1. Let's start by understanding the function g(x). The graph represents the area under the curve of f(x) from -4 to x. To find g(-1), g'(-1), and g''(-1), we need to evaluate the corresponding values.
- To find g(-1), we need to find the area under the curve of f(x) from -4 to -1. We can do this by calculating the definite integral of f(x) from -4 to -1. The value of g(-1) represents the area under the curve from -4 to -1.
- To find g'(-1), we need to find the derivative of the function g(x) and then evaluate it at x = -1.
- To find g''(-1), we need to find the second derivative of the function g(x) and then evaluate it at x = -1.
2. To find the x-coordinate of each point of inflection of the graph of g on the open interval -4 < x < 3, we need to examine the concavity of the function g(x). A point of inflection occurs when the concavity changes. This can be identified using the second derivative of g(x).
3. Let's consider the function h(x). It represents the area under the curve of f(x) from x to 3. We want to find all values of x in the closed interval -4 ≤ x ≤ 3 for which h(x) = 0. This means we need to find the points where the area under the curve from x to 3 is equal to zero. We can determine these points by calculating the definite integral of f(x) from x to 3 and solving for x when the integral equals zero.

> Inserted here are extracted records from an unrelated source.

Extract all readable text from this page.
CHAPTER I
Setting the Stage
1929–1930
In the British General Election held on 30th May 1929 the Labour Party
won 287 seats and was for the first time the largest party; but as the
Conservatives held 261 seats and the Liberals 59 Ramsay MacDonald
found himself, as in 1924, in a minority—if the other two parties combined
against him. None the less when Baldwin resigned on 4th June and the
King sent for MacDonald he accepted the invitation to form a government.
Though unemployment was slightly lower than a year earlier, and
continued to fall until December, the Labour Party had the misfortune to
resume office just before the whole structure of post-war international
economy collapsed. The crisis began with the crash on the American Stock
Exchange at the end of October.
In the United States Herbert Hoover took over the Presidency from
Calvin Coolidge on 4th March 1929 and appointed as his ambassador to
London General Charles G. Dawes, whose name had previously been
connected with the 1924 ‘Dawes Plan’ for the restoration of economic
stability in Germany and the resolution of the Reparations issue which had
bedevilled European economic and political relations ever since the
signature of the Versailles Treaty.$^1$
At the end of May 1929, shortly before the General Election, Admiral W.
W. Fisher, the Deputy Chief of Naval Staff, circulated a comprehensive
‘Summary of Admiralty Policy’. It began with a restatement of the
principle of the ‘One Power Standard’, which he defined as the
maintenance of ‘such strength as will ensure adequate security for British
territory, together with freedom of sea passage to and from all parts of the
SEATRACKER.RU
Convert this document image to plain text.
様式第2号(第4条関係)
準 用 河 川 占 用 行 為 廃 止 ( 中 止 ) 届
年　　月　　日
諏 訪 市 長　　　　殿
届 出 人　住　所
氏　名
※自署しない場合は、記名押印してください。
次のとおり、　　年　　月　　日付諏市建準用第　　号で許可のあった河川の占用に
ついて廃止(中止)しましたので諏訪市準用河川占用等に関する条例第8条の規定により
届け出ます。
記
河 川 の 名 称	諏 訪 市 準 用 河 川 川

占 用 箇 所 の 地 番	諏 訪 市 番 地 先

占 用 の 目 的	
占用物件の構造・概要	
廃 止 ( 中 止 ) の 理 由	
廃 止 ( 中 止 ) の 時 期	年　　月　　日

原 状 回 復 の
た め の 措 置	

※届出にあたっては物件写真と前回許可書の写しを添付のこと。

4. Finally, we need to find all intervals on which h is decreasing. To do this, we need to analyze the behavior of the function h(x) and examine when its derivative is negative. If the derivative of h(x) is negative on an interval, then h(x) is decreasing on that interval.
To obtain the exact numerical values and detailed explanations for these questions, please provide the actual graph in a suitable format or describe the characteristics of the graph, including any important points or shape of the curve.